The boat senses other vessels in the immediate vicinity and is programmed to avoid them in a safe manner.

The Royal Navy said the avoidance algorithms are designed to comply with internationally mandated collision regulations.

When operating on a busy waterway, such as the River Thames, the craft is operated with a coxswain on board ready to take control.

First Sea Lord and Chief of Naval Staff, Admiral Sir Philip Jones, said: “The growing scale of Unmanned Warrior is a clear demonstration of the Royal Navy’s ambition to lead and win through technological innovation.”

“Unmanned maritime systems will change how we operate, but they’re just the start. Our pursuit of new technologies and ideas – from big data to 3D-printing – will ensure we remain one of the most capable and successful navies in the world,” added Sir Philip.

MAST does not carry weapons, but is designed to explore autonomous capabilities and support non-lethal surveillance and reconnaissance roles.
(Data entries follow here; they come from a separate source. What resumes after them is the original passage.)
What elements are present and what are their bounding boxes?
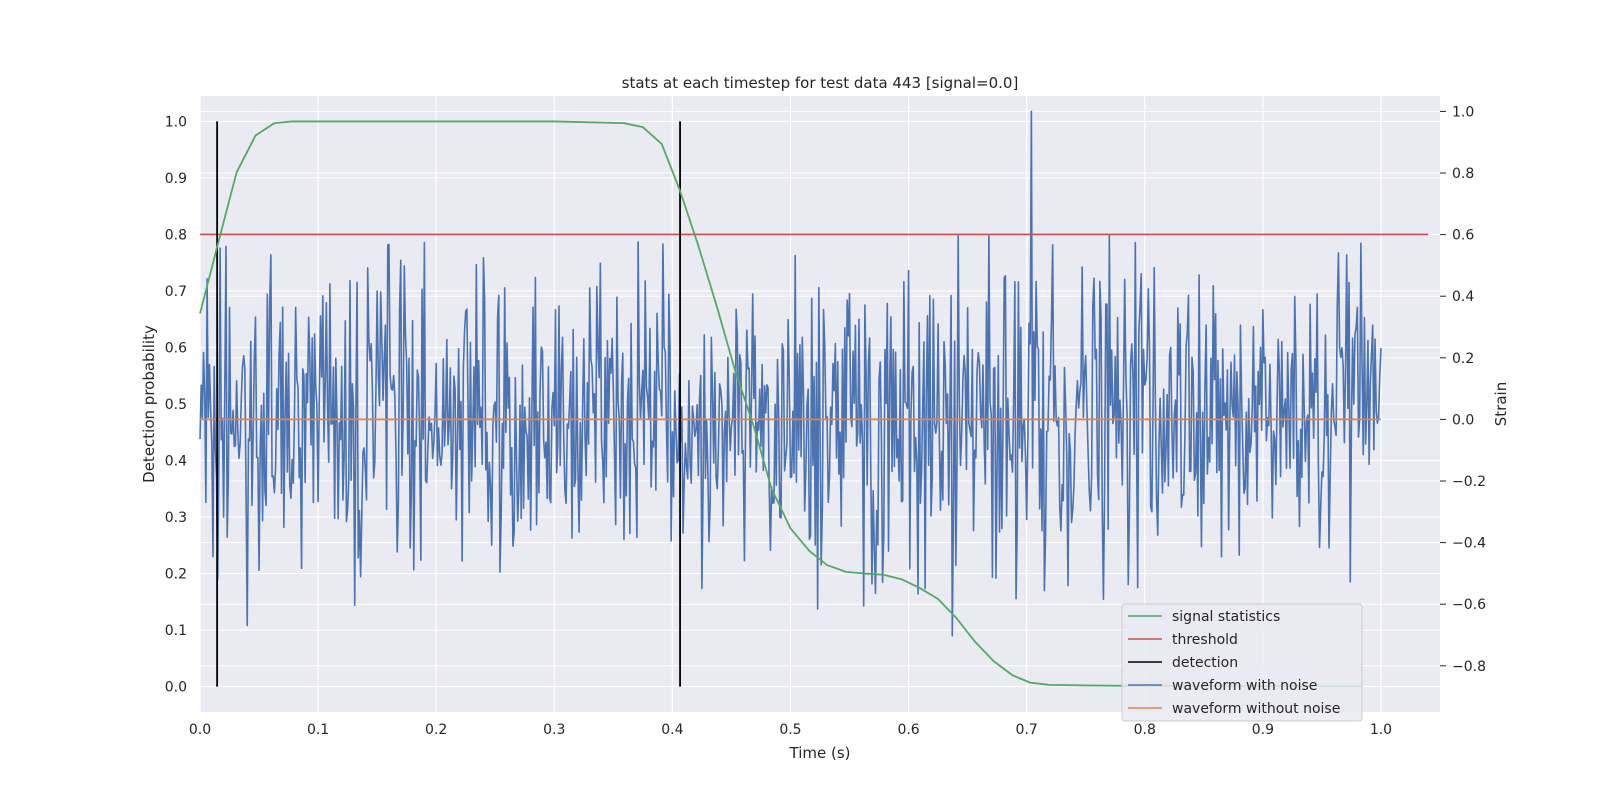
x-tick-label: 1.0 bbox=[1370, 722, 1392, 738]
y2-axis-label: Strain bbox=[1492, 382, 1510, 426]
y-tick-label: 0.2 bbox=[165, 567, 187, 583]
y-tick-label: 0.9 bbox=[165, 171, 187, 187]
y-tick-label: 0.7 bbox=[165, 284, 187, 300]
x-tick-label: 0.9 bbox=[1252, 722, 1274, 738]
legend-label-signal-statistics: signal statistics bbox=[1172, 609, 1280, 625]
y-tick-label: 0.1 bbox=[165, 623, 187, 639]
x-tick-label: 0.5 bbox=[779, 722, 801, 738]
y2-tick-label: −0.8 bbox=[1452, 659, 1486, 675]
y-tick-label: 0.6 bbox=[165, 340, 187, 356]
series-layer bbox=[199, 110, 1429, 687]
series-signal-statistics bbox=[199, 120, 1363, 687]
x-tick-label: 0.0 bbox=[189, 722, 211, 738]
y2-tick-label: −0.2 bbox=[1452, 474, 1486, 490]
legend-label-waveform-with-noise: waveform with noise bbox=[1172, 678, 1317, 694]
x-tick-label: 0.3 bbox=[543, 722, 565, 738]
legend: signal statistics threshold detection wa… bbox=[1121, 603, 1363, 722]
y2-tick-label: 0.0 bbox=[1452, 412, 1474, 428]
y2-tick-label: 0.8 bbox=[1452, 166, 1474, 182]
x-axis-ticks: 0.0 0.1 0.2 0.3 0.4 0.5 0.6 0.7 0.8 0.9 1.0 bbox=[189, 722, 1392, 738]
y-tick-label: 0.5 bbox=[165, 397, 187, 413]
y2-tick-label: −0.6 bbox=[1452, 597, 1486, 613]
series-waveform-with-noise bbox=[199, 110, 1382, 637]
x-tick-label: 0.6 bbox=[897, 722, 919, 738]
y2-tick-label: 0.4 bbox=[1452, 289, 1474, 305]
y-axis-ticks: 0.0 0.1 0.2 0.3 0.4 0.5 0.6 0.7 0.8 0.9 1.0 bbox=[165, 114, 187, 695]
x-tick-label: 0.8 bbox=[1134, 722, 1156, 738]
y2-axis-ticks: −0.8 −0.6 −0.4 −0.2 0.0 0.2 0.4 0.6 0.8 1.0 bbox=[1440, 104, 1486, 675]
y-tick-label: 0.0 bbox=[165, 680, 187, 696]
y-tick-label: 0.4 bbox=[165, 454, 187, 470]
x-tick-label: 0.4 bbox=[661, 722, 683, 738]
x-tick-label: 0.7 bbox=[1016, 722, 1038, 738]
x-axis-label: Time (s) bbox=[789, 744, 851, 762]
y2-tick-label: 0.2 bbox=[1452, 351, 1474, 367]
legend-label-threshold: threshold bbox=[1172, 632, 1238, 648]
legend-box bbox=[1121, 603, 1363, 722]
y-axis-label: Detection probability bbox=[140, 325, 158, 483]
y2-tick-label: 1.0 bbox=[1452, 104, 1474, 120]
x-tick-label: 0.1 bbox=[307, 722, 329, 738]
y2-tick-label: 0.6 bbox=[1452, 228, 1474, 244]
y2-tick-label: −0.4 bbox=[1452, 536, 1486, 552]
y-tick-label: 0.3 bbox=[165, 510, 187, 526]
legend-label-waveform-without-noise: waveform without noise bbox=[1172, 701, 1340, 717]
chart-title: stats at each timestep for test data 443… bbox=[622, 74, 1019, 92]
x-tick-label: 0.2 bbox=[425, 722, 447, 738]
y-tick-label: 0.8 bbox=[165, 227, 187, 243]
legend-label-detection: detection bbox=[1172, 655, 1238, 671]
y-tick-label: 1.0 bbox=[165, 114, 187, 130]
The work is funded through Defence Science and Technology Laboratory, which conducts research on behalf of the Royal Navy and the other UK armed forces.

The work is being conducted by civilian manufacturers ASV Ltd & Roke Manor Research, with support from Cambridge Pixels, Seebyte and Chess Dynamics.

Fleet Robotics Officer Commander, Peter Pipkin, said: “This is a chance to take a great leap forward in Maritime Systems – not to take people out of the loop but to enhance everything they do, to extend our reach, our look, our timescales, our efficiency using intelligent and manageable robotics at sea.”

During Unmanned Warrior in October, engineers and scientists will be able to demonstrate state of the art technology to the Royal Navy and representatives from other NATO countries.

The Royal Navy says it is the biggest event of its kind, and will explore the ideas that “will help shape the future of Naval Warfare for decades to come”.

It is linked with the regular Joint Warrior fleet Exercise and aims to test systems in an operational environment.